Bani Israil pun melindunginya agar dapat melahirkan anak calon nabi mereka. Hubla pun terus berdoa disaat kehamilannya agar dapat memiliki seorang putra. Allah pun memenuhi doa sang wanita shalihah tersebut. Lahirlah anak laki-laki yang kemudian oleh ibunya diberi nama Shamu'il atau Syamwil atau Sham'un, yang artinya Allah telah mendengar permohonan saya.

Singkat cerita, Shamu'il pun kemudian diutus Allah untuk mengemban risalah para nabi. Kepada Shamu'il, Bani Israil berharap dapat mengakhiri penindasan kaum Amaliqah. Hingga suatu hari, Bani Israil meminta Shammil mengangkat seorang pemimpin untuk mereka berjihad di jalan Allah melawan penindasan. Mereka berkata kepada Shamil, "Angkatlah untuk kami seorang raja supaya kami dapat berperang di bawah pimpinannya di jalan Allah."

Mendengarnya, Shammil tak lantas percaya. Ia meragukan Bani Israil yang memang gemar membangkang. Ia pun menjawab, "Bisa jadi saat kalian nanti diwajibkan berperang, kalian tidak mau berperang," ujar sang nabi.

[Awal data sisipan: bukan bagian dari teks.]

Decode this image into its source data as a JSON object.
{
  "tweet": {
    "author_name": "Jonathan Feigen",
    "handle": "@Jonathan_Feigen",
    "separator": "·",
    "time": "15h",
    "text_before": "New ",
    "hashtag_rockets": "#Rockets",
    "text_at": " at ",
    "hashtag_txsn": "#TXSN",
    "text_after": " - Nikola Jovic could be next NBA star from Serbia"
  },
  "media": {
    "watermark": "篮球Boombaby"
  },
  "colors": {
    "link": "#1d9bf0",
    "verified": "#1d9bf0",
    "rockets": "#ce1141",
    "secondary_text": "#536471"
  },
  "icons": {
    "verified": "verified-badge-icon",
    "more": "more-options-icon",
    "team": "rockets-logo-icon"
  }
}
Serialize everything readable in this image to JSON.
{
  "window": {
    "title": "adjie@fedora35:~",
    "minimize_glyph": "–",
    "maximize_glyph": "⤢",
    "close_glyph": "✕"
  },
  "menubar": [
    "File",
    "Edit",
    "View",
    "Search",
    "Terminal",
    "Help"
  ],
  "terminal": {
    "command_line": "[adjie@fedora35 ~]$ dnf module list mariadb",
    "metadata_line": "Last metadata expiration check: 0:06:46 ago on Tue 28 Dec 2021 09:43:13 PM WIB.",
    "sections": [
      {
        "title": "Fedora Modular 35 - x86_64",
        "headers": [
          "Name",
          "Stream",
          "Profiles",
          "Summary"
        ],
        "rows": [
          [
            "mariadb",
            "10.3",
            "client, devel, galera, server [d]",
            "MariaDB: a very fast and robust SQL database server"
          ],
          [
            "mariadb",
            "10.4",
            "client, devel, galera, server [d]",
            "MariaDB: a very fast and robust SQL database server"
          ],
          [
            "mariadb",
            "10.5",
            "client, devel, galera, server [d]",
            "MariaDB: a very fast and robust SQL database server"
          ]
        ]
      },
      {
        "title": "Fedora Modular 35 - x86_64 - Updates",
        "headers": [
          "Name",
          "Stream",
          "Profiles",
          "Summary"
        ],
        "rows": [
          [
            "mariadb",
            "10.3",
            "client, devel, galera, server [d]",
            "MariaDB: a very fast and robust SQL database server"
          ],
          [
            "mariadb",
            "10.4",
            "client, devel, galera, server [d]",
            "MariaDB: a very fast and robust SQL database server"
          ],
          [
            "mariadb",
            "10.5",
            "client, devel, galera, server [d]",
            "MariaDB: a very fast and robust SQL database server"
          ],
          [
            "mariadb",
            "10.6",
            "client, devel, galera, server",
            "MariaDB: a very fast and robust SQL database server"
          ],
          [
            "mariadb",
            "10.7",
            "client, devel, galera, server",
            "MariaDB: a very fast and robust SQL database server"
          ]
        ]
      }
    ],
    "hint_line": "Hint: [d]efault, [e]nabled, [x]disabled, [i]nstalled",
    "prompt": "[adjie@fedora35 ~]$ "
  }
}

Namun Bani Israil ngotot dan ingin permintaan mereka terpenuhi, "Bagaimana mungkin kami enggan berperang di jalan Allah, padahal kami telah terusir?!" seru mereka.[1]

Shammil pun menengadahkan tangannya, berdoa meminta Allah mengutus seorang raja yang akan memimpin Bani Israil. Allah pun memberinya petunjuk. Di pagi hari, seorang pemuda tampan, gagah perkasa, shalih dan cerdas, bernama Thalut tengah mencari keledainya di depan rumah Shammil. Tiba-tiba, Shammil mendapati tanda dari tanduk binatang dan tongkatnya.

Allah memberi petunjuk pada Shammil bahwa orang yang akan menjadi raja ialah yang tinggi badannya setinggi tongkat tersebut dan mampu membuat minyak dalam tanduk binatang mendidih. Ketika Thalut memasuki rumah Shammil, minyak dalam tanduk tersebut mendidih. Shammil pun mengukur tinggi badannya didapati seukuran tongkat. Nabi Shammil pun yakin, Thalut lah yang akan memimpin Bani Israil.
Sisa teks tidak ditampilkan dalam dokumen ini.